Within six months, they started running ads on StackOverflow. For the first year, that was the only channel they used for paid marketing.
The last bit was reviews from internet bloggers. For the most part, those were unsolicited (example, example2) but were a cornerstone to how they acquired customers post-launch, according to a random 2012 interview with Patrick I stumbled upon.

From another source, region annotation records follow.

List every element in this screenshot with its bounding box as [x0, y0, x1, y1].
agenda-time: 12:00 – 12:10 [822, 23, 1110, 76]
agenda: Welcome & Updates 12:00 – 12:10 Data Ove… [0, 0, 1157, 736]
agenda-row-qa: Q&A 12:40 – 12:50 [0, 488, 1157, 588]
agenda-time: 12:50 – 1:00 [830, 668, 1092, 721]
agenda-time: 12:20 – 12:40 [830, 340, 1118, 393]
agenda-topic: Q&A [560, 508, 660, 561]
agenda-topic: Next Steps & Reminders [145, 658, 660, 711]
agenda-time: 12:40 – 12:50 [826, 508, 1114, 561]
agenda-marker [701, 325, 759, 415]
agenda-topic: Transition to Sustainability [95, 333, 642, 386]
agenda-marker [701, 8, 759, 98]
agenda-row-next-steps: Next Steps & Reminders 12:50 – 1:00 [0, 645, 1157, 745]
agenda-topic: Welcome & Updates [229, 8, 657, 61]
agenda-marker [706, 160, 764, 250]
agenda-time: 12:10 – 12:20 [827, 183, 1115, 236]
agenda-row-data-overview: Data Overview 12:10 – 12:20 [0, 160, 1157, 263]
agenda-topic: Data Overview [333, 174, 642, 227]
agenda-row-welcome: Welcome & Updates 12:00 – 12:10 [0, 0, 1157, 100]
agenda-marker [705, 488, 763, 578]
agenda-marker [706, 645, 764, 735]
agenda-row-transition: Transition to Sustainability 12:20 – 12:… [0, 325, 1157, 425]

I would hate it if the key takeaway here was to host competitions or god-forbid gamify your app. Personally I am an adversary of gamification but that is a story for another day 🙈. The biggest insight from Stripe's approach, for me at least, has been how they layered in their marketing effort. In most places I have worked in the past, marketing is a one and done exercise. You come up with an idea, put some $$ behind it, measure your performance and then put some more $$$$ behind it (maybe experiment with a few messages along the same theme). What Stripe did was that they evolved their marketing, adding in more value and complexity as they grew, just as any good product person would do to their core product. Of course, this was possible because their marketing- in the form of these Capture The Flag competitions- was something valuable to the users. But this is not unique to Stripe. Many companies, especially those in the financial industry, build tools, calculators, or even content as a core part of their marketing. More often than not, those are treated in a "let's see what sticks" manner. They are not nurtured and handled with the same user empathy, and thoughtfulness one would provide their core product. This is what I believe Stripe did differently, and the results do kind of speak for themselves 😁.